What is Vitamin E?
Vitamin E is a generic term for a group of tocol and tocotrienol derivatives. It is a fat-soluble vitamin that exists in a variety of forms in many foods (eg, spinach, nuts, sunflower seeds, olives, asparagus, vegetable oils, mangoes, wheat germ, whole-wheat breads). The most common form in a Western diet is alpha-tocopherol. The most important chemical characteristic is its antioxidant property, which in foods, blocks the addition of oxygen to fats, causing rancidity. In the body, antioxidants may prevent formation of reactive oxygen species, which can cause damage to proteins and DNA in tissues.
What is it used for?
Vitamin E was discovered in 1922 when reproductive abnormalities in rats reared on a basic diet were cured by a substance isolated from vegetable oils. A pure fraction was chemically identified in 1938 and named tocopherol after the Greek words tokos and phero meaning "child birth" and "to bring forth."
Routine use of high-dose vitamin E for cancer, cardiovascular disease, diabetes, and epilepsy is not recommended. Vitamin E supplementation may have a role in treating age-related macular degeneration, dysmenorrhea, preeclampsia, rheumatoid arthritis, and tardive dyskinesia. Topical use of vitamin E has been investigated for the reduction of scarring.
What is the recommended dosage?
Dosages in clinical trials range from 400 to 1,600 units/day. The established safe upper limit is 1,000 mg/day (1,500 units/day), but due to findings from meta-analyses, a lower safe dosage of 150 to 200 units/day has been suggested.

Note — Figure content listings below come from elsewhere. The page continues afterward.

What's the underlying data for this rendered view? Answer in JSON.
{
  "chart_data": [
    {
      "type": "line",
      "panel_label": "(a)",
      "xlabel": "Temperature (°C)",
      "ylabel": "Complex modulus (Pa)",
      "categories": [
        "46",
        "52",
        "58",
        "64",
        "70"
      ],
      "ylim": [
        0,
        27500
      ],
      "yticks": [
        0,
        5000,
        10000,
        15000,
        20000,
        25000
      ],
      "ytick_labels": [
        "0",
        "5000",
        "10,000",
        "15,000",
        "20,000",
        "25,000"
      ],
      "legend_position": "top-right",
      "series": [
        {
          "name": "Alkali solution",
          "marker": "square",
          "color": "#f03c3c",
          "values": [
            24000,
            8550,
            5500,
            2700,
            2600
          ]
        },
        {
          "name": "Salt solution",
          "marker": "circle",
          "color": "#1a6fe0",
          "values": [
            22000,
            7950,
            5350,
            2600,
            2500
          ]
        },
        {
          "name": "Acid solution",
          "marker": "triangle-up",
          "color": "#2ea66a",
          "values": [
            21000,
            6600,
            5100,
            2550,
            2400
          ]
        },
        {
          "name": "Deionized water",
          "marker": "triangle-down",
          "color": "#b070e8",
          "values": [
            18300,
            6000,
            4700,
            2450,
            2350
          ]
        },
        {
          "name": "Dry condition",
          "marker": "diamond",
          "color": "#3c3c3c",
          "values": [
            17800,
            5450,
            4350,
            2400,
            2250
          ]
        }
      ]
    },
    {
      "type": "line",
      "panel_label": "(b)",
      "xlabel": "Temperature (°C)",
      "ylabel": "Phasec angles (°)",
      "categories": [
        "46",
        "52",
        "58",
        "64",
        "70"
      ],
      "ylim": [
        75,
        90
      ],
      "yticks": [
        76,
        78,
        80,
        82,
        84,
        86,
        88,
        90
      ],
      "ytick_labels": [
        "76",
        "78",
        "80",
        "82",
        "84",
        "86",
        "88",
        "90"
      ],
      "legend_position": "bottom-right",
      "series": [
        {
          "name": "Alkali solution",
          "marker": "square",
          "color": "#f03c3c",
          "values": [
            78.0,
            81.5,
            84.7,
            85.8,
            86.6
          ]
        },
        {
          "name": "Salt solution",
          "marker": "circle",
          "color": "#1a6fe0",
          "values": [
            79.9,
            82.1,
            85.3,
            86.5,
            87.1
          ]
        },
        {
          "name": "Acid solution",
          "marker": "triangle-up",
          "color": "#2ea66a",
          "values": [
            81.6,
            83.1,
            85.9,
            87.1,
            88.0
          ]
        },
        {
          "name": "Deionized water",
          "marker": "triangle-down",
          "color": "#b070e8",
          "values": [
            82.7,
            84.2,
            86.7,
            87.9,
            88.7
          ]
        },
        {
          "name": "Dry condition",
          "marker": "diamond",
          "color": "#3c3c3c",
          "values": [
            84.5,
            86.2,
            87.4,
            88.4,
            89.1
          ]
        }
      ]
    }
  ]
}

Contraindications have not yet been identified.
Trials have been conducted in pregnant women (see Uses and Pharmacology). The majority of trials report no increase in negative fetal outcome, but results regarding birth-weight are conflicting. Considering the evidence of harm (all-cause mortality), high-dose vitamin E supplementation should be used with caution. Natural food sources are preferred.
Orlistat may reduce vitamin E absorption. Vitamin E may increase the anticoagulant effect of warfarin and may decrease the benefits of atorvastatin therapy.

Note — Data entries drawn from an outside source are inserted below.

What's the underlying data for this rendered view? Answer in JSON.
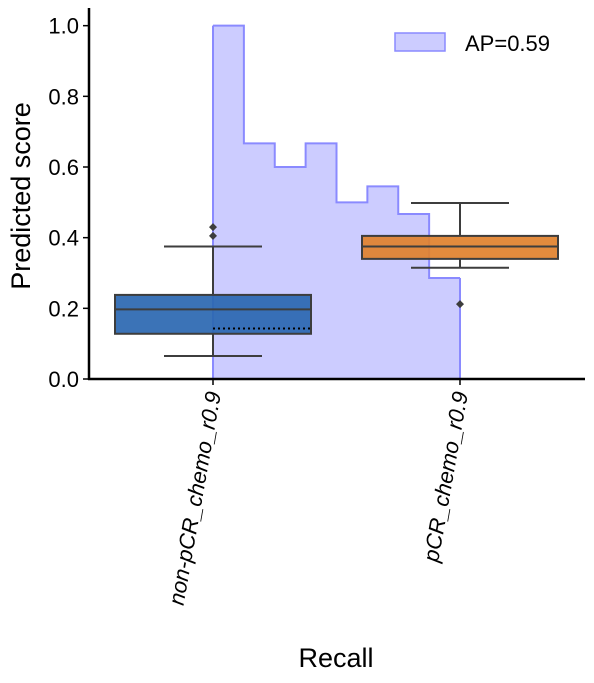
{
  "chart_data": {
    "type": "box",
    "title": "",
    "xlabel": "Recall",
    "ylabel": "Predicted score",
    "ylim": [
      0,
      1.05
    ],
    "yticks": [
      "0.0",
      "0.2",
      "0.4",
      "0.6",
      "0.8",
      "1.0"
    ],
    "grid": false,
    "legend_position": "top-right",
    "categories": [
      "non-pCR_chemo_r0.9",
      "pCR_chemo_r0.9"
    ],
    "boxes": [
      {
        "category": "non-pCR_chemo_r0.9",
        "whisker_low": 0.065,
        "q1": 0.128,
        "median": 0.197,
        "q3": 0.238,
        "whisker_high": 0.375,
        "outliers": [
          0.405,
          0.43
        ],
        "color": "#2a67b1"
      },
      {
        "category": "pCR_chemo_r0.9",
        "whisker_low": 0.315,
        "q1": 0.34,
        "median": 0.375,
        "q3": 0.405,
        "whisker_high": 0.498,
        "outliers": [
          0.212
        ],
        "color": "#e1812c"
      }
    ],
    "precision_curve": {
      "name": "AP=0.59",
      "color": "#8a8aff",
      "fill_color": "#ccccff",
      "x_start": 0,
      "x_end": 1,
      "values": [
        1.0,
        0.667,
        0.6,
        0.667,
        0.5,
        0.545,
        0.467,
        0.286
      ]
    },
    "baseline": {
      "value": 0.143,
      "style": "dotted",
      "x_from": 0,
      "x_to": 0.4
    }
  }
}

Meta-analyses of trials investigating high-dose vitamin E supplementation have found evidence of harm. Low-dose vitamin E supplementation (150 mg/day) does not appear to have any serious adverse reactions. High doses of vitamin E may prolong bleeding time.
Vitamin E is a known antioxidant. However, it may also act as a pro-oxidant, causing oxidation and consequent damage to cells. The use of high-dose vitamin E supplementation may increase the risk of cancer in certain populations and also increase mortality.